Because of our wet clothes, we had to go back to the hotel to change and use a hair dryer on our shoes, eating lunch from the hotel diner in our room.
The rain had stopped by the end of our midday rest, so we got back on the subway to hit Greenwich Village, SoHo, Little Italy and Chinatown. The kids loved Dylan’s Candy Bar, and we got some authentic Chinese food for dinner in Chinatown. We got back to the hotel for the night minutes before the rain started again.
This was our final full day in New York City. We hopped on the subway again and found our way to Central Park, where we rented bikes and rode six miles around the park.
We saved this adventure for the last day because it was a beautiful weather forecast filled with sunshine. This was my tween’s favorite day of the whole trip. (Getting soaked on the Brooklyn Bridge was my teen’s favorite. He thought the rain was hilarious.)

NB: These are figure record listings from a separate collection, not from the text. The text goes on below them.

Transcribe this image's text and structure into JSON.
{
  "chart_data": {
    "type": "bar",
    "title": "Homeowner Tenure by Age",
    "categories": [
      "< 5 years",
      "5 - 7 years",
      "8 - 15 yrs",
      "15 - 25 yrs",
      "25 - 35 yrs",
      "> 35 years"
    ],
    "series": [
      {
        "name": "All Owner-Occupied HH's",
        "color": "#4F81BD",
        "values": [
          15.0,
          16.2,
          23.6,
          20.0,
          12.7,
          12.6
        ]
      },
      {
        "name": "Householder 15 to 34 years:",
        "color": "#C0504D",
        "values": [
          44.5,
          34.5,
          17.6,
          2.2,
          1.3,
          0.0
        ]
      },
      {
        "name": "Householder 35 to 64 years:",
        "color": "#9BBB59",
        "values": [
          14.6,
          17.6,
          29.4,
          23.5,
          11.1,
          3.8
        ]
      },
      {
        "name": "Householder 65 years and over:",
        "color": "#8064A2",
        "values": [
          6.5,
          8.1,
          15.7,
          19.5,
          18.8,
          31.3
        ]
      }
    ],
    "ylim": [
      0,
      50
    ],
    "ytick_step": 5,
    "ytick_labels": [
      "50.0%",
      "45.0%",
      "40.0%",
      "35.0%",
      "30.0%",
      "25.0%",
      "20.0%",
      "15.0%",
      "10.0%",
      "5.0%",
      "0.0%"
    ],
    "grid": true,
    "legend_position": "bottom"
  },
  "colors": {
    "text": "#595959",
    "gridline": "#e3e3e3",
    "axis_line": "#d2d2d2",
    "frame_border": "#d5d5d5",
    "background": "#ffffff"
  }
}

We rented the bikes right outside Central Park for two hours at $20 per person. If I had to do it again, I would have paid the $25 rate for three hours because we had to rush back to return them on time. We stopped at different playgrounds for the kids to run around, rested while eating hot dogs and veered off the main road to see various landmarks like the Bethesda Fountain.

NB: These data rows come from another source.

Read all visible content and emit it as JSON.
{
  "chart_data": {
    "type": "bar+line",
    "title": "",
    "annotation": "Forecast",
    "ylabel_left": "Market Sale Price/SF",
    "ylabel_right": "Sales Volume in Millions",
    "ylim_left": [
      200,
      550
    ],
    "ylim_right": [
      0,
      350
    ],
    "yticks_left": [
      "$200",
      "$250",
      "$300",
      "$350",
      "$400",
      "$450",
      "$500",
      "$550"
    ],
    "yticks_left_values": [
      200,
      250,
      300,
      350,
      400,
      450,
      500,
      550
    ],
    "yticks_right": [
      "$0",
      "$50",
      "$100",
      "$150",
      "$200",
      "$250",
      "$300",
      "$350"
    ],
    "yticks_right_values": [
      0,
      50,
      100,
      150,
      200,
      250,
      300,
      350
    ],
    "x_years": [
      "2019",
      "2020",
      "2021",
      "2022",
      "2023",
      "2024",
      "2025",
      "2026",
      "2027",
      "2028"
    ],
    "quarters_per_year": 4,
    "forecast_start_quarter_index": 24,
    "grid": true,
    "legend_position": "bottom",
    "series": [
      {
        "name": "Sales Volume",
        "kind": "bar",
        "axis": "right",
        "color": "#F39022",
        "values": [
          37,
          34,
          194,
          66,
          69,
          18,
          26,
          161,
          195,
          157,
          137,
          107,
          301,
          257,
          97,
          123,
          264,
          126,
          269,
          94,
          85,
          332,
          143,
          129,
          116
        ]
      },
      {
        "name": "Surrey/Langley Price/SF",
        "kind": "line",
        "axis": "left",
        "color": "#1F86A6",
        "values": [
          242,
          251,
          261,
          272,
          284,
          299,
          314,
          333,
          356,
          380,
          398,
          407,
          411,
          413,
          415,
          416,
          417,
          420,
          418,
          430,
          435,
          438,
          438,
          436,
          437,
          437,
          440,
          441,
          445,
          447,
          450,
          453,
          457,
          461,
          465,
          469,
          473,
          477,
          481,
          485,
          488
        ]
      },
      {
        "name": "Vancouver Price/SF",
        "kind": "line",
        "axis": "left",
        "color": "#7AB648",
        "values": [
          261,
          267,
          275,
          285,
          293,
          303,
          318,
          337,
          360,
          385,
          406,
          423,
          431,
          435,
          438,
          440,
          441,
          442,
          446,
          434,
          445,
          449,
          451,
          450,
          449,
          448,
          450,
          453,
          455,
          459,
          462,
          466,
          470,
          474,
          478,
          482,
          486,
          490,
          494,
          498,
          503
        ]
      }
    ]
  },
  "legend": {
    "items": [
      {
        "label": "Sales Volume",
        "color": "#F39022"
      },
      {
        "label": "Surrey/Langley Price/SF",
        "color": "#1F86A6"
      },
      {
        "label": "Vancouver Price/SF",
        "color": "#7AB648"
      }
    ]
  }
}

In search of food, we found ourselves in The Plaza Food Hall and tried some dumplings. Still hungry, we got pizza closer to our hotel and then relaxed for a few hours.
For our last dinner in New York, we went to Juniors Cheesecake in Times Square. The burgers weren’t bad, but the cheesecake was delicious.
Our last adventure was the perfect New York City finale: the Empire State Building at sunset.
We loved the day views from the One World Observatory, but the night views from the Empire State Building’s open-air 86th Floor Observation Deck were even more spectacular, partly because of the endless lights and partly because we could go outside.
All good things must come to an end, and we hit the road in the morning to head back home and back to the reality of my tween’s softball practice and my teen’s track meet. We left totally exhausted, but with tons of fun memories and a newfound love for New York City.